JAKARTA (SINDO) – Pemerintah segera memberlakukan pajak atas keuntungan tambahan yang diperoleh perusahaan minyak dan gas (migas) akibat lonjakan harga minyak (windfall profit).
”Dalam konteks yang baru,dengan harga minyak begini (tinggi), itu akan dihitung sejak awal dan itu akan ditender semua, cost ditender, skill ditender, sehingga pemerintah mendapatkan net,” urai Kalla di rumah dinasnya, Menteng, Jakarta,kemarin. Wapres menuturkan,pemberlakuan pajak windfall profit akan dimasukkan dalam revisi Undang-Undang (UU) No 22/2001 tentang Minyak dan Gas Bumi.
”Di UU yang akan disahkan itu ada windfall tax dan segera diberlakukan,”ujarnya. Pengamat perminyakan Kurtubi mendukung rencana pemerintah memberlakukan pajak ini. Bagi Kurtubi, pengenaan pajak windfall profit akan meningkatkan pendapatan dari sektor migas, terutama jika harga minyak dunia naik.
”Untuk windfall profit tax saya sependapat dengan pemerintah. Di beberapa negara lain ada yang memperoleh keuntungan 90% dari migas,”katanya. Walau begitu,Kurtubi kurang sependapat rencana penghapusan komponen cost recovery dalam kontrak bagi hasil migas.
Penghapusan tersebut akan melemahkan fungsi pengawasan pemerintah terhadap perusahaan migas. ”Pemerintah harus berpikir ulang dan lebih cermat lagi sebelum menghapus komponen cost recovery agar tidak terjadi inefisiensi. Bagaimana pun fungsi pengawasan harus tetap berada di tangan pemerintah, terutama yang terkait biaya maupun jumlah produksinya,” ujarnya saat dihubungi SINDO,kemarin.

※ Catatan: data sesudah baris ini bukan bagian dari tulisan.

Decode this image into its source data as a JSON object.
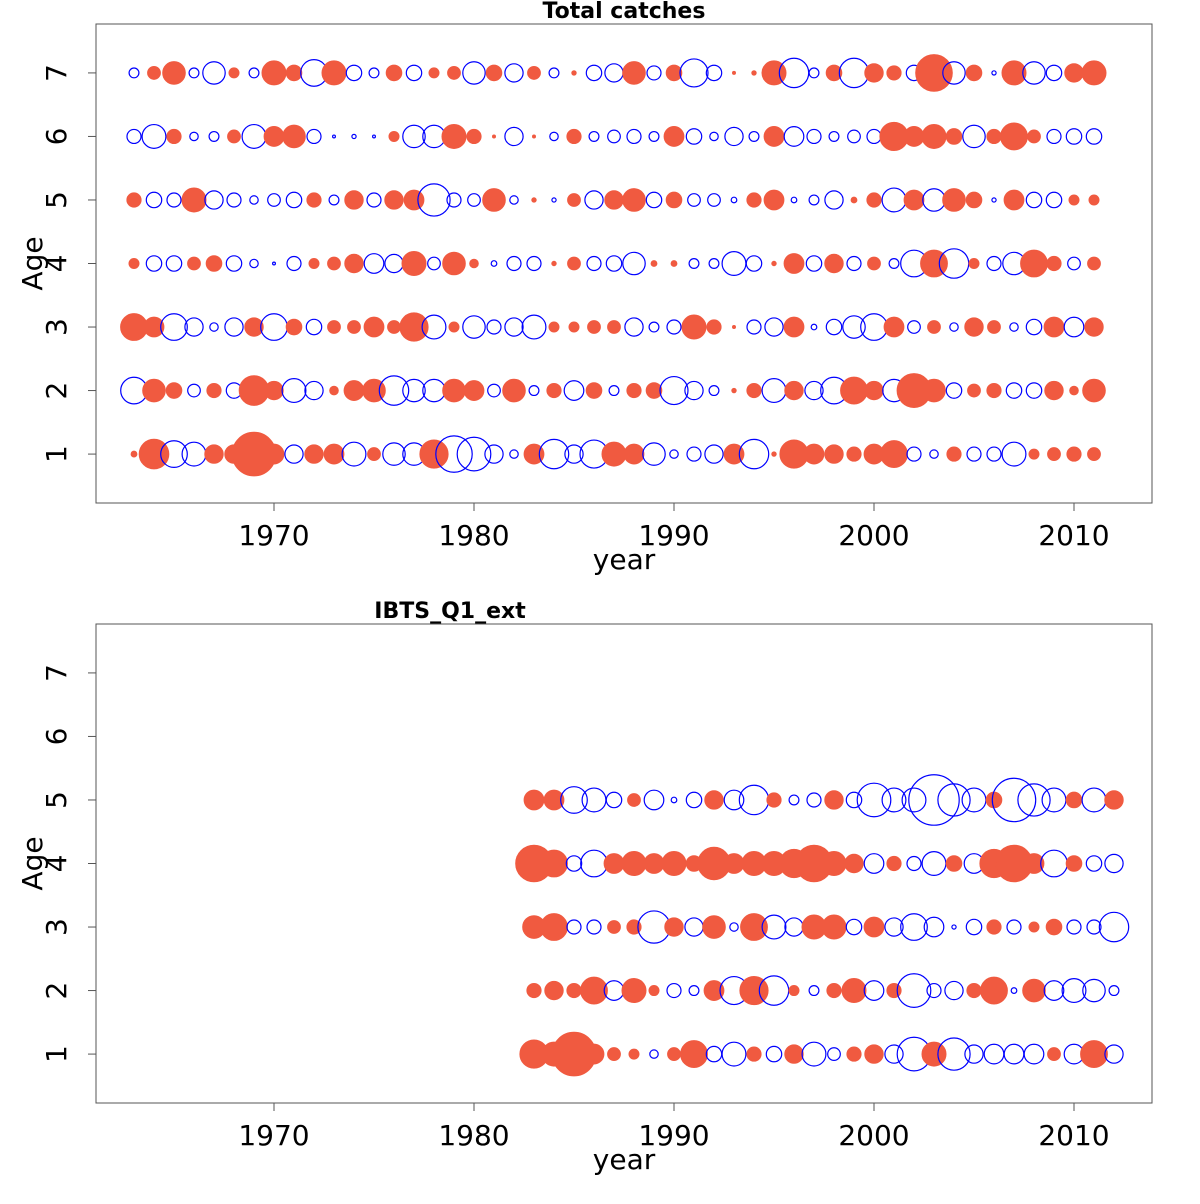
{
  "chart_data": [
    {
      "type": "bubble",
      "title": "Total catches",
      "xlabel": "year",
      "ylabel": "Age",
      "xlim": [
        1961.1,
        2013.9
      ],
      "ylim": [
        0.23,
        7.77
      ],
      "xticks": [
        1970,
        1980,
        1990,
        2000,
        2010
      ],
      "yticks": [
        1,
        2,
        3,
        4,
        5,
        6,
        7
      ],
      "colors": {
        "positive": "#0000ff",
        "negative": "#f05a40"
      },
      "years": [
        1963,
        1964,
        1965,
        1966,
        1967,
        1968,
        1969,
        1970,
        1971,
        1972,
        1973,
        1974,
        1975,
        1976,
        1977,
        1978,
        1979,
        1980,
        1981,
        1982,
        1983,
        1984,
        1985,
        1986,
        1987,
        1988,
        1989,
        1990,
        1991,
        1992,
        1993,
        1994,
        1995,
        1996,
        1997,
        1998,
        1999,
        2000,
        2001,
        2002,
        2003,
        2004,
        2005,
        2006,
        2007,
        2008,
        2009,
        2010,
        2011
      ],
      "ages": [
        1,
        2,
        3,
        4,
        5,
        6,
        7
      ],
      "residuals": [
        [
          -0.4,
          -2.1,
          1.9,
          1.7,
          -1.3,
          -1.3,
          -3.1,
          -1.4,
          1.3,
          -1.3,
          -1.4,
          1.7,
          -0.9,
          1.6,
          1.6,
          -2.0,
          2.6,
          2.4,
          1.3,
          0.6,
          -1.4,
          2.1,
          1.3,
          2.0,
          -1.7,
          -1.4,
          1.6,
          0.6,
          1.0,
          1.3,
          -1.4,
          2.1,
          -0.3,
          -2.0,
          -1.4,
          -1.3,
          -1.0,
          -1.4,
          -1.9,
          1.0,
          0.6,
          -1.0,
          1.0,
          1.0,
          1.7,
          -0.7,
          -0.9,
          -1.0,
          -0.9
        ],
        [
          1.9,
          -1.6,
          -1.1,
          0.9,
          -1.0,
          1.1,
          -2.1,
          -1.3,
          1.7,
          1.3,
          -0.6,
          -1.4,
          -1.6,
          2.1,
          1.6,
          1.6,
          -1.6,
          -1.4,
          0.9,
          -1.6,
          0.7,
          -1.0,
          1.4,
          -1.1,
          0.7,
          -1.0,
          -1.1,
          2.0,
          1.3,
          0.7,
          -0.3,
          -1.0,
          1.7,
          -1.3,
          1.3,
          1.9,
          -1.9,
          -1.3,
          1.6,
          -2.4,
          -1.6,
          1.1,
          -0.9,
          -1.0,
          1.1,
          1.1,
          -1.3,
          -0.6,
          -1.6
        ],
        [
          -1.9,
          -1.4,
          1.9,
          1.3,
          0.6,
          1.3,
          -1.3,
          1.9,
          -1.1,
          1.1,
          -0.9,
          -0.9,
          -1.4,
          -0.9,
          -2.0,
          1.7,
          -0.7,
          1.6,
          1.0,
          1.3,
          1.7,
          -0.7,
          -0.7,
          -0.9,
          -0.9,
          1.3,
          0.7,
          1.0,
          -1.7,
          -1.0,
          -0.2,
          1.0,
          1.3,
          -1.4,
          0.4,
          1.1,
          1.6,
          1.9,
          -1.4,
          0.9,
          -0.9,
          0.6,
          -1.3,
          -0.9,
          0.6,
          1.1,
          -1.4,
          1.4,
          -1.3
        ],
        [
          -0.7,
          1.1,
          1.1,
          -0.9,
          -1.1,
          1.1,
          0.6,
          0.2,
          1.0,
          -0.7,
          -0.9,
          -1.3,
          1.4,
          1.3,
          -1.7,
          0.9,
          -1.6,
          -0.6,
          0.4,
          1.0,
          1.0,
          -0.3,
          -0.9,
          1.0,
          1.1,
          1.6,
          -0.4,
          -0.4,
          0.7,
          0.7,
          1.7,
          1.1,
          -0.3,
          -1.4,
          1.1,
          -1.3,
          1.0,
          -0.9,
          0.7,
          1.9,
          -1.9,
          2.1,
          -0.7,
          1.0,
          1.6,
          -1.9,
          -1.0,
          0.9,
          -0.9
        ],
        [
          -1.0,
          1.1,
          1.0,
          -1.7,
          1.3,
          1.0,
          0.6,
          0.9,
          1.1,
          -1.0,
          0.7,
          -1.3,
          1.0,
          -1.3,
          -1.4,
          2.3,
          1.0,
          0.9,
          -1.6,
          0.6,
          -0.3,
          0.3,
          -0.9,
          1.3,
          -1.3,
          -1.6,
          1.1,
          -1.1,
          0.9,
          0.9,
          0.4,
          -1.0,
          -1.4,
          0.4,
          0.7,
          1.3,
          -0.4,
          -1.0,
          1.7,
          -1.4,
          1.6,
          -1.6,
          -1.1,
          0.3,
          -1.4,
          1.1,
          1.1,
          -0.7,
          -0.7
        ],
        [
          1.0,
          1.7,
          -1.0,
          0.6,
          0.7,
          -0.9,
          1.7,
          -1.4,
          -1.6,
          1.0,
          0.2,
          0.3,
          0.2,
          -0.7,
          1.6,
          1.6,
          -1.7,
          -1.0,
          -0.2,
          1.3,
          -0.2,
          0.6,
          -1.0,
          0.7,
          0.9,
          1.0,
          0.7,
          -1.4,
          1.1,
          0.6,
          1.3,
          0.7,
          -1.4,
          1.4,
          1.0,
          0.7,
          0.9,
          1.0,
          -2.0,
          -1.4,
          -1.7,
          -1.1,
          1.6,
          -1.0,
          -1.9,
          -0.9,
          1.0,
          1.1,
          1.1
        ],
        [
          0.7,
          -0.9,
          -1.6,
          0.7,
          1.6,
          -0.7,
          0.7,
          -1.7,
          -1.1,
          1.9,
          -1.7,
          1.1,
          0.7,
          -1.1,
          1.1,
          -0.7,
          -0.9,
          1.6,
          -1.1,
          1.3,
          -0.9,
          0.7,
          -0.3,
          1.1,
          1.3,
          -1.6,
          1.0,
          -1.1,
          2.0,
          1.1,
          -0.2,
          -0.3,
          -1.7,
          2.1,
          0.7,
          -1.1,
          2.1,
          -1.3,
          -1.0,
          1.1,
          -2.6,
          1.6,
          -1.1,
          0.3,
          -1.7,
          1.6,
          1.1,
          -1.3,
          -1.7
        ]
      ]
    },
    {
      "type": "bubble",
      "title": "IBTS_Q1_ext",
      "xlabel": "year",
      "ylabel": "Age",
      "xlim": [
        1961.1,
        2013.9
      ],
      "ylim": [
        0.23,
        7.77
      ],
      "xticks": [
        1970,
        1980,
        1990,
        2000,
        2010
      ],
      "yticks": [
        1,
        2,
        3,
        4,
        5,
        6,
        7
      ],
      "colors": {
        "positive": "#0000ff",
        "negative": "#f05a40"
      },
      "years": [
        1983,
        1984,
        1985,
        1986,
        1987,
        1988,
        1989,
        1990,
        1991,
        1992,
        1993,
        1994,
        1995,
        1996,
        1997,
        1998,
        1999,
        2000,
        2001,
        2002,
        2003,
        2004,
        2005,
        2006,
        2007,
        2008,
        2009,
        2010,
        2011,
        2012
      ],
      "ages": [
        1,
        2,
        3,
        4,
        5
      ],
      "residuals": [
        [
          -2.0,
          -1.7,
          -3.1,
          -1.4,
          -0.9,
          -0.7,
          0.6,
          -0.9,
          -1.9,
          1.1,
          1.7,
          -1.0,
          1.1,
          -1.3,
          1.7,
          0.9,
          -1.0,
          -1.3,
          1.3,
          2.4,
          -1.7,
          2.3,
          1.3,
          1.4,
          1.4,
          1.4,
          -0.9,
          1.4,
          -1.9,
          1.3
        ],
        [
          -1.0,
          -1.3,
          -1.0,
          -1.9,
          1.4,
          -1.7,
          -0.7,
          1.0,
          0.7,
          -1.4,
          2.0,
          -2.0,
          2.1,
          -0.7,
          0.7,
          -1.0,
          -1.7,
          1.4,
          -1.0,
          2.4,
          1.0,
          1.3,
          -1.0,
          -1.9,
          0.4,
          -1.6,
          1.4,
          1.7,
          1.6,
          0.7
        ],
        [
          -1.6,
          -1.9,
          1.0,
          1.0,
          -0.9,
          -1.0,
          2.3,
          -1.3,
          1.3,
          -1.6,
          0.6,
          -1.9,
          1.7,
          1.3,
          -1.7,
          -1.7,
          1.1,
          -1.4,
          1.3,
          1.9,
          1.4,
          0.3,
          1.1,
          -1.0,
          1.0,
          -0.7,
          -1.1,
          1.0,
          1.0,
          2.1
        ],
        [
          -2.6,
          -1.9,
          1.1,
          1.9,
          -1.4,
          -1.7,
          -1.4,
          -1.7,
          -1.1,
          -2.3,
          -1.4,
          -1.7,
          -1.7,
          -2.0,
          -2.6,
          -1.7,
          -1.3,
          1.4,
          -1.0,
          1.0,
          1.7,
          -1.1,
          1.4,
          -2.0,
          -2.6,
          -1.4,
          1.9,
          -1.1,
          1.1,
          1.3
        ],
        [
          -1.4,
          -1.4,
          1.9,
          1.7,
          1.1,
          -0.9,
          1.4,
          0.4,
          1.1,
          -1.3,
          1.4,
          2.1,
          -1.0,
          0.7,
          1.0,
          -1.3,
          1.1,
          2.4,
          1.7,
          1.7,
          3.6,
          2.3,
          1.7,
          -1.1,
          3.1,
          2.3,
          1.7,
          -1.1,
          1.7,
          -1.3
        ]
      ]
    }
  ]
}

Wapres memaparkan hasil pertemuannya dengan Presiden Organisasi Negara-Negara Pengekspor Minyak (OPEC) Chakib Khelil dua hari lalu. Menurut Kalla, Khelil menyayangkan keputusan Indonesia untuk keluar dari OPEC. Namun setelah memperoleh penjelasan dari pemerintah, Khelil akhirnya paham.
”Sementara ini kita net importer.Karena itu kita tahu bagaimana pentingnya ke dalam negeri, fokus ke produksi dulu. Nah, kalau produksi kita naik pada 2011–2012, kita bisa jadi net exporter lagi, kita masuk lagi,”tandas Kalla.